If even a few more clinics could provide abortion, the implications would be tremendous, said Dr. Jennifer Smith, an OB-GYN who practices in St. Louis and who has worked in the state for about 20 years. But she anticipates that for many patients, abortion will remain difficult to obtain, especially those who don’t live off the state’s major highways.
If both Kansas City and Columbia were home to abortion providing clinics, that would shrink the travel distance necessary for patients living in the state’s non-metropolitan areas by only 19 miles on average, per data analyzed by The Daily Yonder and The 19th. But for a quarter of those residents, the change would be more substantial — cutting the distance to an abortion clinic by more than 60 miles.
“It helps, but people still are going to have to drive hours,” Smith said. “We will be doing much better than we have in a couple decades, but it certainly isn’t going to be perfect.”
And doctors who work in or near the state’s rural areas said it’s difficult to imagine abortion providers returning in the near future — in part because of the legacy of violence against abortion providers in and near Missouri.
Springfield became home to the first shooting targeting an American abortion clinic in 1991. In 2013, a man attempted multiple times to set fire to the Planned Parenthood clinic in Joplin, citing its status as a reproductive health provider. Five years later, a man in Columbia launched a Molotov cocktail at the local Planned Parenthood, even though it also no longer provided abortions. The 2009 murder of Dr. George Tiller, an abortion provider in neighboring Kansas, still haunts many physicians.
“There’s definitely an undercurrent of violence that is very concerning for anyone who’s going to step up and provide abortion care,” said Dr. Elizabeth Griswold, a maternal fetal medicine specialist who sees patients in Kansas City as well as Indiana.
The fear is more potent closer to the state’s more rural, and often more conservative, communities, said Dr. David Mehr, a semi-retired family physician in Columbia who has practiced in Missouri since the 1980s, and who has been campaigning door-to-door on behalf of the ballot measure. While polling shows that abortion rights are popular, he said, it can feel as if anti-abortion activists pose a distinct risk. Years ago, he said, one of his colleagues stopped offering the procedure after being followed home. The fact that the local hospital does not offer the procedure or work with doctors who do adds another layer.
That fear is why one doctor, an OB-GYN who regularly travels to Springfield — about two-and-a-half hours from Kansas City and three hours from St. Louis — and another nearby small town said she herself probably wouldn’t want to work in a abortion clinic if asked.

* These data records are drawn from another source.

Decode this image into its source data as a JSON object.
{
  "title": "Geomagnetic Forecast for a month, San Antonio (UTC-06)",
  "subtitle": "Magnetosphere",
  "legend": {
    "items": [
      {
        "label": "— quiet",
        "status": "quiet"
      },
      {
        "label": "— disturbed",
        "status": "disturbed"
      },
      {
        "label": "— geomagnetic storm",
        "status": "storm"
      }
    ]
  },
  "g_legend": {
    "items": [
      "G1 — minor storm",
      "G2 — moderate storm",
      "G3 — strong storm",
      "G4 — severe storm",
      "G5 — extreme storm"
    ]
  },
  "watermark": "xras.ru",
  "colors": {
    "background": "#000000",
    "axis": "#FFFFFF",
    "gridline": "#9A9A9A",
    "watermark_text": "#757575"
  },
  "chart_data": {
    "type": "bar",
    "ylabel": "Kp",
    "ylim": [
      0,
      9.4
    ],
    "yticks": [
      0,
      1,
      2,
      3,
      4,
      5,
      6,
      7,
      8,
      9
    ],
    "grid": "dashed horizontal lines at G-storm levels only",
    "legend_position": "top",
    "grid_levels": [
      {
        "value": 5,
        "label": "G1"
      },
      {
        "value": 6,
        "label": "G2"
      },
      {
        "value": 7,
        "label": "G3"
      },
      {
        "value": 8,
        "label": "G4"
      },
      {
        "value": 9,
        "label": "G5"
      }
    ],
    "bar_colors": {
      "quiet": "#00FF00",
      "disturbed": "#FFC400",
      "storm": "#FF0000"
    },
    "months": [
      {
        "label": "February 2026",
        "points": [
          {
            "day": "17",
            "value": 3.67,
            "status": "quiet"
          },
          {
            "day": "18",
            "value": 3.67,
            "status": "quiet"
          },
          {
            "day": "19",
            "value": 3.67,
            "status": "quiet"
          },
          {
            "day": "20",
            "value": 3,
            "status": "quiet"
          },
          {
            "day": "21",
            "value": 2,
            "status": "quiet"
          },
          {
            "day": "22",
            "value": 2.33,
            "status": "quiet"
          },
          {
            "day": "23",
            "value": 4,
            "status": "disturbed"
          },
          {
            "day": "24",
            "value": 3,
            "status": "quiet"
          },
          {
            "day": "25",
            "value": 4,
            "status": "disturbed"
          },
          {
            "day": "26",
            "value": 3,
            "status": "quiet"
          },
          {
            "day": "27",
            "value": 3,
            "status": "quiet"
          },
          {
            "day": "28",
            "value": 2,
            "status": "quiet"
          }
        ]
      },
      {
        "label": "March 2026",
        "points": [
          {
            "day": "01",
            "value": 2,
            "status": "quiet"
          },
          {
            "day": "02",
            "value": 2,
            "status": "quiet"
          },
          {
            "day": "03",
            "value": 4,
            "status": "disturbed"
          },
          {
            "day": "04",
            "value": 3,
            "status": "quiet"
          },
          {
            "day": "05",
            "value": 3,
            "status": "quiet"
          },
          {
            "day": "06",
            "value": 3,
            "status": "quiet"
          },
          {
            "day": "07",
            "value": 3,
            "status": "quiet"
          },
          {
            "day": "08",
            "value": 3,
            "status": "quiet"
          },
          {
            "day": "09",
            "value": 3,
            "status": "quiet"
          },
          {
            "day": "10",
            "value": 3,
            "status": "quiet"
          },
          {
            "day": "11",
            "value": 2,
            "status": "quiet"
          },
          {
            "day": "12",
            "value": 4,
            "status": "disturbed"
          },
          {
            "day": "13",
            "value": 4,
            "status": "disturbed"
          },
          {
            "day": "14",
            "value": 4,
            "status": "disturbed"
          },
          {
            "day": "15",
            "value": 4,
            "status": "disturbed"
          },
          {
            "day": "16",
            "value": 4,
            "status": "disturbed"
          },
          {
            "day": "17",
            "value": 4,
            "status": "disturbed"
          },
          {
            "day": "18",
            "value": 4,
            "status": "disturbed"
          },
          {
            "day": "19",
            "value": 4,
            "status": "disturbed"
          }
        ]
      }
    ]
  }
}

“I’m afraid of the anti-choice people harming my family. The threats against abortion providers are real,” said the doctor, whose name The 19th is withholding because she fears professional retaliation.
That said, if abortion rights are restored in Missouri, it could have some immediate impacts. The state’s strict ban has deterred physicians from providing life-saving care for patients whose pregnancies have gone awry, and where the standard of care involved termination.
Mehr said that while he believed few doctors would feel safe providing abortions — especially given the political climate — a constitutional abortion right would still give them security in providing basic medical care.
“Providers would not be faced with the fear of being prosecuted and being sent to jail for providing just good standard medical care to women with nonviable pregnancies, people who are miscarrying, people who have ectopic pregnancies,” Mehr said. “Women would have to travel less far — they still maybe wouldn’t be able to get abortion services in their community if they live in a rural area — but their health would be protected and their decision-making protected.”